On the heels of recommendations the Academy sent the DEA and the Substance Abuse and Mental Health Services Administration this month, those agencies have issued policy clarifications reflecting the AAFP’s advocacy.

In a win for the AAFP’s advocacy, a March 27 DEA letter to registrants clarifies that, as the Academy recommended to the agency, physicians prescribing controlled substances can satisfy the Medication Access and Training Expansion Act’s training requirement via attestation. This likely means physicians will not need to complete detailed paperwork.
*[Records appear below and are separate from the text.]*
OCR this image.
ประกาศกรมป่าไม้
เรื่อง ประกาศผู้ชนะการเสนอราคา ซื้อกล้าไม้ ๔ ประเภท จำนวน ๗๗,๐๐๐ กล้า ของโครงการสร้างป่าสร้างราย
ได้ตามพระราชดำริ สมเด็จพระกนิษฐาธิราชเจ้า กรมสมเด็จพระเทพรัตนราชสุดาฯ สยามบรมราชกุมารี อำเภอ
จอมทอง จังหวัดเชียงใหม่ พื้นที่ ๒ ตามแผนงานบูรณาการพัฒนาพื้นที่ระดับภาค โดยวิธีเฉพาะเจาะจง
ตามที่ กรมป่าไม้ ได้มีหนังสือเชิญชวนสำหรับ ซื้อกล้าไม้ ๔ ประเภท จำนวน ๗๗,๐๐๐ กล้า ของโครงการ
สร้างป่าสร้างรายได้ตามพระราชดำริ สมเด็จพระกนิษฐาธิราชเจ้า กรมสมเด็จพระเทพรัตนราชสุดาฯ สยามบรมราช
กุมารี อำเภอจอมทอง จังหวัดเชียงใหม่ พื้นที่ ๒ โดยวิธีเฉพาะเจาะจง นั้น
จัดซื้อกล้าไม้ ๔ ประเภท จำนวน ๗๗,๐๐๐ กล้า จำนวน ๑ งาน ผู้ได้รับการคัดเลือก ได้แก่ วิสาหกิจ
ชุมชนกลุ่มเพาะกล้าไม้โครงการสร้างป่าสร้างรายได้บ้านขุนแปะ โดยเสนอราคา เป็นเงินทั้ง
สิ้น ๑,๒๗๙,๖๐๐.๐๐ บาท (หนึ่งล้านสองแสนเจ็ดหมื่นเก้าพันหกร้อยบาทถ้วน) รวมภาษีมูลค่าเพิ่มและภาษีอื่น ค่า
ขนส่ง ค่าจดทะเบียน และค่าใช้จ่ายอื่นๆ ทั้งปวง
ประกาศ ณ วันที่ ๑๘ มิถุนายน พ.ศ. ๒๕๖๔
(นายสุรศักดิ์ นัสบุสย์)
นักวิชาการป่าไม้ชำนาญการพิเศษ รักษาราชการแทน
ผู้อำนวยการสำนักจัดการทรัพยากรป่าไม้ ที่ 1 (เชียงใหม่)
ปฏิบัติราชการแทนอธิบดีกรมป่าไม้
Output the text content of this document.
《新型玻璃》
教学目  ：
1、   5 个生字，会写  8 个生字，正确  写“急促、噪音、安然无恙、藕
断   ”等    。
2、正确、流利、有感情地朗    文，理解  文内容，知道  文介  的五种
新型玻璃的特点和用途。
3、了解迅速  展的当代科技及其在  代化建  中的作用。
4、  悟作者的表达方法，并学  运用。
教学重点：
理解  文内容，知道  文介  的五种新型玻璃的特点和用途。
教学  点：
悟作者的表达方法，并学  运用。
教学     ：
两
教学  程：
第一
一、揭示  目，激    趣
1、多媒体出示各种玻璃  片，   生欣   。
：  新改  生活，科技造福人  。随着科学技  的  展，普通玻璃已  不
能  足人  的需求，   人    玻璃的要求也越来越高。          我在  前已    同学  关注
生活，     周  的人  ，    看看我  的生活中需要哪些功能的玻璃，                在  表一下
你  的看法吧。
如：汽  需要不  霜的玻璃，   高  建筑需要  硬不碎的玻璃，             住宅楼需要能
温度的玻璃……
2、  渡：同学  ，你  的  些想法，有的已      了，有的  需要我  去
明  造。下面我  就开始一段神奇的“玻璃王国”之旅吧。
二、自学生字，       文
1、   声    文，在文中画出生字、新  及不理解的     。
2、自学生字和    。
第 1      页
On March 24, SAMHSA updated its “Recommendations for Curricular Elements in Substance Use Disorders Training” with suggestions for core components of new MATE Act training specifically noting that all previous X-waiver training hours could be counted toward the new training requirement, as well as other past SUD-related trainings. The AAFP is not listed as a qualifying accreditation organization in this guidance, but some past and future AAFP-provided trainings will count toward this training requirement. The AAFP is seeking additional details from the agencies.

The new training requirement takes effect June 27, but physicians have until their DEA license renewal date to complete any additional trainings.

Ahead of additional policy updates affecting family physicians who prescribe controlled substances, the Academy continues to push for careful implementation that avoids disrupting patient care or creating unnecessary administrative tasks for physicians.